Inicialmente, o Tribunal Regional do Trabalho da 2ª Região (SP) constatou o desrespeito à legislação trabalhista e condenou a empresa de tecnologia a pagar uma indenização de R$ 10 mil para a empregada. Para ela, o valor fixado nas instâncias inferiores não condizia com a capacidade econômica da empresa, que “uma multinacional, dentre as maiores empresas de Tecnologia da Informação do mundo, patrocinadora da camisa do Bayern de Munique da Alemanha, com mais de mil empregados, somente no Brasil”.

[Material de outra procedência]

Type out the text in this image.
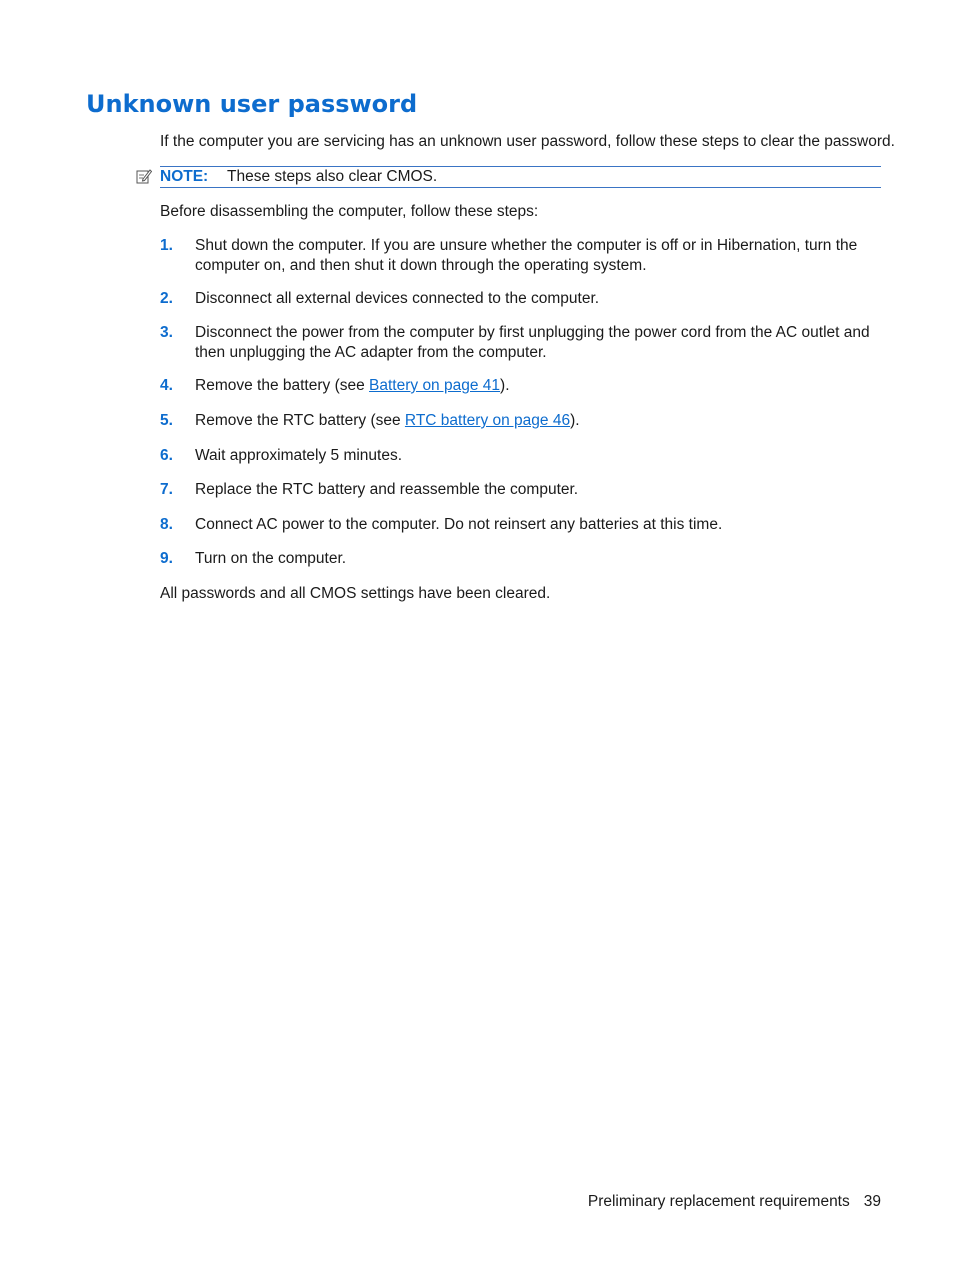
Unknown user password
If the computer you are servicing has an unknown user password, follow these steps to clear the password.
NOTE: These steps also clear CMOS.
Before disassembling the computer, follow these steps:
1. Shut down the computer. If you are unsure whether the computer is off or in Hibernation, turn the computer on, and then shut it down through the operating system.
2. Disconnect all external devices connected to the computer.
3. Disconnect the power from the computer by first unplugging the power cord from the AC outlet and then unplugging the AC adapter from the computer.
4. Remove the battery (see Battery on page 41).
5. Remove the RTC battery (see RTC battery on page 46).
6. Wait approximately 5 minutes.
7. Replace the RTC battery and reassemble the computer.
8. Connect AC power to the computer. Do not reinsert any batteries at this time.
9. Turn on the computer.
All passwords and all CMOS settings have been cleared.
Preliminary replacement requirements 39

Por isso, a gerente recorreu ao Tribunal Superior do Trabalho (TST), que aumentou o valor de R$ 10 mil para R$ 30 mil. Os ministros consideraram que a empresa tem capacidade econômica para pagar valor mais justo diante do dano causado à trabalhadora.

Na Justiça Trabalhista, a A T-Systems considerou descabidas as alegações da trabalhadora de que o parto prematuro teve relação com suas atividades na empresa. A empresa sustentou que a perícia não constatou relação entre o parto prematuro e atividade exercida. “A criança não apresentou qualquer sequela, ou seja, tudo demonstra que não há motivos para majoração da condenação”, alegou.